The roofs of both aisles are of the 15th century, but much restored.

The west tower was rebuilt in 1890, but the towerarch is of 13th-century date, and the belfry windows are of two lights of the same period. Parts of the parapets and pinnacles are of the 15th century. An early 14th-century niche has been rebuilt into the west wall, also a corbel of a woman's head in wimple, and a kneeling figure, both of the 13th century.

The font is a plain square bowl possibly of c. 1150, on a modern stem and base; it has a 17th-century pyramidal oak cover. There are three bells, inscribed: 1, John Gregory: Thomas: Charter: Churchward: 1709. 2, A penetente harte is goode. 3, Non Sono animabvs mortvorvm sed avribvs viventivm. 1615. (On second line) Henry Crvmwell, Armiger. The second by Newcome and the third by Norris.
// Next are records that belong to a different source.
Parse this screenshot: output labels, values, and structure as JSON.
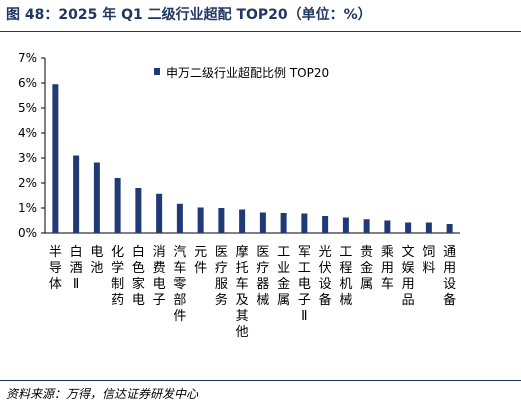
{
  "figure_title": "图 48：2025 年 Q1 二级行业超配 TOP20（单位：%）",
  "source_note": "资料来源：万得，信达证券研发中心",
  "colors": {
    "bar": "#1f3a74",
    "accent": "#1f3763"
  },
  "chart_data": {
    "type": "bar",
    "title": "",
    "xlabel": "",
    "ylabel": "",
    "ylim": [
      0,
      7
    ],
    "yticks": [
      "0%",
      "1%",
      "2%",
      "3%",
      "4%",
      "5%",
      "6%",
      "7%"
    ],
    "grid": false,
    "legend_position": "top",
    "categories": [
      "半导体",
      "白酒Ⅱ",
      "电池",
      "化学制药",
      "白色家电",
      "消费电子",
      "汽车零部件",
      "元件",
      "医疗服务",
      "摩托车及其他",
      "医疗器械",
      "工业金属",
      "军工电子Ⅱ",
      "光伏设备",
      "工程机械",
      "贵金属",
      "乘用车",
      "文娱用品",
      "饲料",
      "通用设备"
    ],
    "series": [
      {
        "name": "申万二级行业超配比例 TOP20",
        "values": [
          5.95,
          3.1,
          2.82,
          2.2,
          1.8,
          1.57,
          1.17,
          1.02,
          1.0,
          0.94,
          0.82,
          0.8,
          0.78,
          0.68,
          0.62,
          0.55,
          0.5,
          0.42,
          0.42,
          0.36
        ]
      }
    ]
  }
}
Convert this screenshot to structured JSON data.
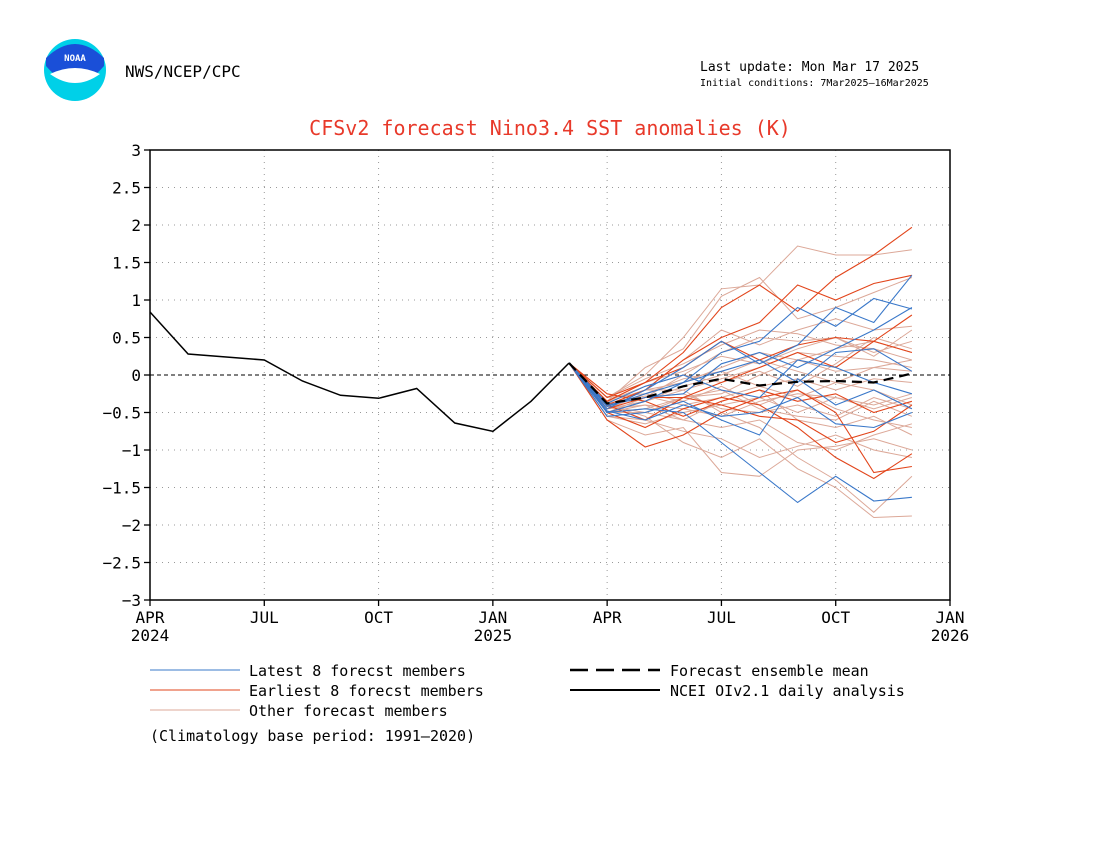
{
  "header": {
    "agency": "NWS/NCEP/CPC",
    "logo_text": "NOAA",
    "last_update": "Last update: Mon Mar 17 2025",
    "initial_conditions": "Initial conditions: 7Mar2025–16Mar2025"
  },
  "footnote": "(Climatology base period: 1991–2020)",
  "colors": {
    "title": "#e8392a",
    "latest": "#3a78c9",
    "earliest": "#e2451b",
    "other": "#dca898",
    "mean": "#000000",
    "analysis": "#000000",
    "logo_outer": "#00d0e8",
    "logo_inner": "#1a4fd8"
  },
  "chart_data": {
    "type": "line",
    "title": "CFSv2 forecast Nino3.4 SST anomalies (K)",
    "ylim": [
      -3,
      3
    ],
    "yticks": [
      3,
      2.5,
      2,
      1.5,
      1,
      0.5,
      0,
      -0.5,
      -1,
      -1.5,
      -2,
      -2.5,
      -3
    ],
    "ytick_labels": [
      "3",
      "2.5",
      "2",
      "1.5",
      "1",
      "0.5",
      "0",
      "−0.5",
      "−1",
      "−1.5",
      "−2",
      "−2.5",
      "−3"
    ],
    "xlim": [
      "2024-04",
      "2026-01"
    ],
    "xticks": [
      {
        "month": "2024-04",
        "label": "APR",
        "year": "2024"
      },
      {
        "month": "2024-07",
        "label": "JUL",
        "year": ""
      },
      {
        "month": "2024-10",
        "label": "OCT",
        "year": ""
      },
      {
        "month": "2025-01",
        "label": "JAN",
        "year": "2025"
      },
      {
        "month": "2025-04",
        "label": "APR",
        "year": ""
      },
      {
        "month": "2025-07",
        "label": "JUL",
        "year": ""
      },
      {
        "month": "2025-10",
        "label": "OCT",
        "year": ""
      },
      {
        "month": "2026-01",
        "label": "JAN",
        "year": "2026"
      }
    ],
    "grid": "dotted",
    "zero_line": "dashed",
    "legend": [
      {
        "key": "latest",
        "label": "Latest 8 forecst members",
        "style": "solid"
      },
      {
        "key": "earliest",
        "label": "Earliest 8 forecst members",
        "style": "solid"
      },
      {
        "key": "other",
        "label": "Other forecast members",
        "style": "solid"
      },
      {
        "key": "mean",
        "label": "Forecast ensemble mean",
        "style": "dashed"
      },
      {
        "key": "analysis",
        "label": "NCEI OIv2.1 daily analysis",
        "style": "solid"
      }
    ],
    "analysis": {
      "x": [
        "2024-04",
        "2024-05",
        "2024-06",
        "2024-07",
        "2024-08",
        "2024-09",
        "2024-10",
        "2024-11",
        "2024-12",
        "2025-01",
        "2025-02",
        "2025-03"
      ],
      "y": [
        0.84,
        0.28,
        0.24,
        0.2,
        -0.08,
        -0.27,
        -0.31,
        -0.18,
        -0.64,
        -0.75,
        -0.35,
        0.16
      ]
    },
    "forecast_months": [
      "2025-03",
      "2025-04",
      "2025-05",
      "2025-06",
      "2025-07",
      "2025-08",
      "2025-09",
      "2025-10",
      "2025-11",
      "2025-12"
    ],
    "ensemble_mean": [
      0.16,
      -0.38,
      -0.3,
      -0.15,
      -0.05,
      -0.14,
      -0.09,
      -0.08,
      -0.1,
      0.02
    ],
    "latest_members": [
      [
        0.16,
        -0.5,
        -0.35,
        -0.1,
        0.3,
        0.45,
        0.9,
        0.65,
        1.02,
        0.88
      ],
      [
        0.16,
        -0.45,
        -0.2,
        0.1,
        0.45,
        0.15,
        0.4,
        0.9,
        0.7,
        1.33
      ],
      [
        0.16,
        -0.4,
        -0.3,
        -0.25,
        0.15,
        0.3,
        0.1,
        0.35,
        0.6,
        0.9
      ],
      [
        0.16,
        -0.55,
        -0.5,
        -0.35,
        -0.6,
        -0.8,
        -0.05,
        -0.4,
        -0.2,
        -0.45
      ],
      [
        0.16,
        -0.5,
        -0.45,
        -0.5,
        -0.9,
        -1.3,
        -1.7,
        -1.35,
        -1.68,
        -1.63
      ],
      [
        0.16,
        -0.42,
        -0.25,
        -0.1,
        0.05,
        0.2,
        -0.1,
        0.3,
        0.35,
        0.05
      ],
      [
        0.16,
        -0.48,
        -0.6,
        -0.4,
        -0.55,
        -0.5,
        -0.3,
        -0.65,
        -0.7,
        -0.5
      ],
      [
        0.16,
        -0.38,
        -0.15,
        0.0,
        -0.2,
        -0.3,
        0.2,
        0.1,
        -0.1,
        -0.25
      ]
    ],
    "earliest_members": [
      [
        0.16,
        -0.3,
        -0.1,
        0.3,
        0.9,
        1.2,
        0.85,
        1.3,
        1.6,
        1.97
      ],
      [
        0.16,
        -0.4,
        -0.2,
        0.2,
        0.5,
        0.7,
        1.2,
        1.0,
        1.22,
        1.33
      ],
      [
        0.16,
        -0.5,
        -0.7,
        -0.45,
        -0.3,
        -0.4,
        -0.7,
        -1.1,
        -1.38,
        -1.05
      ],
      [
        0.16,
        -0.6,
        -0.96,
        -0.8,
        -0.5,
        -0.3,
        -0.2,
        -0.5,
        -1.3,
        -1.22
      ],
      [
        0.16,
        -0.35,
        -0.1,
        0.1,
        0.45,
        0.2,
        0.4,
        0.5,
        0.45,
        0.8
      ],
      [
        0.16,
        -0.45,
        -0.3,
        -0.3,
        -0.4,
        -0.55,
        -0.6,
        -0.9,
        -0.75,
        -0.4
      ],
      [
        0.16,
        -0.4,
        -0.6,
        -0.3,
        -0.1,
        0.1,
        0.3,
        0.1,
        0.45,
        0.3
      ],
      [
        0.16,
        -0.25,
        -0.35,
        -0.55,
        -0.35,
        -0.2,
        -0.35,
        -0.25,
        -0.5,
        -0.35
      ]
    ],
    "other_members": [
      [
        0.16,
        -0.3,
        0.0,
        0.5,
        1.15,
        1.2,
        1.72,
        1.6,
        1.6,
        1.67
      ],
      [
        0.16,
        -0.35,
        0.1,
        0.35,
        1.05,
        1.3,
        0.75,
        0.9,
        1.1,
        1.3
      ],
      [
        0.16,
        -0.45,
        -0.2,
        0.2,
        0.6,
        0.4,
        0.6,
        0.75,
        0.6,
        0.65
      ],
      [
        0.16,
        -0.5,
        -0.3,
        0.0,
        0.3,
        0.5,
        0.45,
        0.5,
        0.25,
        0.6
      ],
      [
        0.16,
        -0.5,
        -0.45,
        -0.3,
        -0.25,
        0.0,
        0.2,
        0.35,
        0.45,
        0.3
      ],
      [
        0.16,
        -0.4,
        -0.2,
        -0.1,
        0.1,
        0.3,
        0.2,
        0.05,
        0.1,
        0.2
      ],
      [
        0.16,
        -0.55,
        -0.65,
        -0.5,
        -0.4,
        -0.3,
        -0.5,
        -0.3,
        -0.4,
        -0.25
      ],
      [
        0.16,
        -0.45,
        -0.4,
        -0.6,
        -0.7,
        -0.6,
        -0.9,
        -1.0,
        -0.8,
        -0.65
      ],
      [
        0.16,
        -0.6,
        -0.8,
        -0.7,
        -1.3,
        -1.35,
        -1.0,
        -0.95,
        -0.85,
        -1.0
      ],
      [
        0.16,
        -0.4,
        -0.55,
        -0.9,
        -1.1,
        -0.85,
        -1.25,
        -1.5,
        -1.9,
        -1.88
      ],
      [
        0.16,
        -0.5,
        -0.35,
        -0.2,
        -0.5,
        -0.7,
        -1.1,
        -1.4,
        -1.83,
        -1.35
      ],
      [
        0.16,
        -0.3,
        -0.25,
        -0.05,
        0.05,
        -0.15,
        -0.05,
        -0.2,
        -0.05,
        -0.1
      ],
      [
        0.16,
        -0.35,
        -0.1,
        0.05,
        0.25,
        0.15,
        0.35,
        0.5,
        0.3,
        0.45
      ],
      [
        0.16,
        -0.45,
        -0.25,
        -0.35,
        -0.15,
        -0.4,
        -0.2,
        -0.45,
        -0.6,
        -0.7
      ],
      [
        0.16,
        -0.5,
        -0.5,
        -0.6,
        -0.35,
        -0.2,
        -0.6,
        -0.7,
        -0.55,
        -0.8
      ],
      [
        0.16,
        -0.35,
        -0.15,
        0.0,
        -0.1,
        0.05,
        -0.15,
        0.15,
        0.5,
        0.35
      ],
      [
        0.16,
        -0.4,
        -0.3,
        -0.25,
        -0.45,
        -0.5,
        -0.4,
        -0.55,
        -0.3,
        -0.45
      ],
      [
        0.16,
        -0.55,
        -0.6,
        -0.75,
        -0.85,
        -1.1,
        -0.95,
        -0.8,
        -1.0,
        -1.1
      ],
      [
        0.16,
        -0.3,
        -0.05,
        0.15,
        0.4,
        0.6,
        0.55,
        0.4,
        0.35,
        0.2
      ],
      [
        0.16,
        -0.45,
        -0.35,
        -0.15,
        0.0,
        0.2,
        0.05,
        -0.1,
        0.1,
        0.05
      ],
      [
        0.16,
        -0.5,
        -0.4,
        -0.45,
        -0.55,
        -0.35,
        -0.25,
        -0.3,
        -0.45,
        -0.3
      ],
      [
        0.16,
        -0.38,
        -0.28,
        -0.4,
        -0.3,
        -0.15,
        -0.3,
        -0.1,
        -0.2,
        -0.4
      ],
      [
        0.16,
        -0.42,
        -0.5,
        -0.3,
        -0.2,
        -0.45,
        -0.55,
        -0.6,
        -0.35,
        -0.55
      ],
      [
        0.16,
        -0.36,
        -0.2,
        -0.2,
        -0.05,
        0.1,
        0.3,
        0.25,
        0.2,
        0.1
      ]
    ]
  }
}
In 1552 it was stated that the middle bell had been sold for £7.

There are the following monuments: In the chancel, to Peter Pheasant, Justice of the King's Bench, d. 1649, and Mary (de Bruges) his wife; Mary Warner, widow, d. 1771; Sir Richard Bickerton, bart., d. 1792, and Dame Maria Anne, his widow, d. 1811; Maria Bickerton, Lady of the Manor, d. 1845, and Jane Frances Bickerton, d. 1827; and a floor slab to the Hon. Charles Montagu, youngest son of Viscount Hinchingbrooke, d. 1780; in the south aisle to Richard Ross, d. 1730; matrices of brasses of a demi-figure of a priest with inscription plate, and a figure of a woman with inscription plate and four scrolls, both 15th century; floor slabs to Reginald Michell, d. 1706, and the Rev. Robert Michell, d. 1707.

St Peter's Upwood is part of The United Benefice of the Ramseys and Upwood and the current incumbent is the Reverend Iain Osborne.